Written by S. Kirk Pierzchala
Edited by Yuval Kordov
Never, ever turn your back on the dark.
These words sounded again in the boy’s ears, even now, after so many months of solitude. His parents had drummed this message into him, day and night. Days that were spent in the cold, feeble light that seeped from a bloated, dying sun. Nights spent huddled together for warmth in the endless, icy blackness.
Never listen to the voices in the wind, they also warned him.
Over and over again he had heard this warning, from the time when he could barely stagger about in his ad-hoc insulated boots, handcrafted by his mother from scraps of old flight suits. His earliest memories were of tripping in these boots, desperately stumbling through the door of the ramshackle pod, to squeal “goodbye” to Dad. Then feeling Mom’s grasp on the back of his collar, pulling him back to safety before he could escape to the narrow trail that wound upwards into the foothills. His father dwindling to a distant shadow, advancing into the wind-lashed mountains, dragging their battered ore hopper. There was always the unspoken question of when he’d return—would he beat the darkfall, or would he leave the mine too late and be forced to spend the night out there, alone and vulnerable?
So the three of them had lived their scant, terror-stunted lives, with their backs always to the light, always staring into the hostile dark. One day when Dad failed to return, Mom retrieved his body, then slowly crumbled away over the following months. At first, she made a faint effort to battle her grief, by rediscovering and sharing a few of the oldest, happiest stories and songs that had been passed down through the ages from the First Home.
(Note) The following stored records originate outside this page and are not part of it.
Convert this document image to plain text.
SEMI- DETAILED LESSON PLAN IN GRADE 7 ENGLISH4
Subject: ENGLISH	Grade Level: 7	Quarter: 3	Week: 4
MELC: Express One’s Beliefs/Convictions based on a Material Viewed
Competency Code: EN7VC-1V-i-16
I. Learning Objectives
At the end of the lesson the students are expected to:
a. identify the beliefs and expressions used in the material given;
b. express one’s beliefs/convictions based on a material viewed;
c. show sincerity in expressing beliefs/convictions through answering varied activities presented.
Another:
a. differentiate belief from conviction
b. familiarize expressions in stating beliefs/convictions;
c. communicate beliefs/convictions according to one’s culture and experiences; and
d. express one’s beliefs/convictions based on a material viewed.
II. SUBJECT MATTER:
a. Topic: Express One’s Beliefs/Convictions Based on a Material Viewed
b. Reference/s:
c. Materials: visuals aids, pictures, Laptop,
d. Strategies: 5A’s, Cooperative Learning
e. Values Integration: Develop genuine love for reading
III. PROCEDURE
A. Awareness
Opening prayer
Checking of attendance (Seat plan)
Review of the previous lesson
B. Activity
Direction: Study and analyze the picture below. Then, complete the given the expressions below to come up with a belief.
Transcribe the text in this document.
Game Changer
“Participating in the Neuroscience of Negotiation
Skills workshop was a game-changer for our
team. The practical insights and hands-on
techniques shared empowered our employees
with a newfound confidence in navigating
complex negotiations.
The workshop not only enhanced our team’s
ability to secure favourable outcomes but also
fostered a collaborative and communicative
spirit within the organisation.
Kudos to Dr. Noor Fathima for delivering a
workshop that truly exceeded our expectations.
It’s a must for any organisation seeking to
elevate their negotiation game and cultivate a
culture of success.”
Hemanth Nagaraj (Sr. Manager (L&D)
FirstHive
These brought a little distraction, some comfort to the boy’s dreary days, but soon Mom, too, followed Dad into the silence and dark.
Afterward, the child tried to remember those songs and tales, retelling them to himself to brighten the lonely, empty hours. The words and images became garbled in his mind, but still he clung to their fragments of sweet beauty. But they barely kept the shadows at bay. He spent more and more of his time watching the dark, waiting for the shades to grow larger and finally engulf him.
But they hadn't yet.
Now, as he did most evenings, he squatted alone outside the door of the only home he had ever known, the last standing hovel of the failed mining outpost. The pale orange of the closest setting star was a mockery of any meaningful sun, offering little heat and light. He tuned out the whisperings in the wind, instead focusing on the click, click, click of the large, dull-gray beetles that scuttled near his feet. Having long since outgrown his old toddler-size boots, this footgear was salvaged off his father's corpse and was much too large. At the time, he hadn’t thought much about having to do it—what choice was there? And anyway, these made him feel a little safer. As did the low humps of his parent’s graves, nothing more than piled stones, looming in the baleful evening a few yards distant.
Drawn by the meager warmth of the boy's body, the beetles careened nearer. One of them clacked over the toe of his boot. Swiftly, his skeletal hand darted out and engulfed the creature.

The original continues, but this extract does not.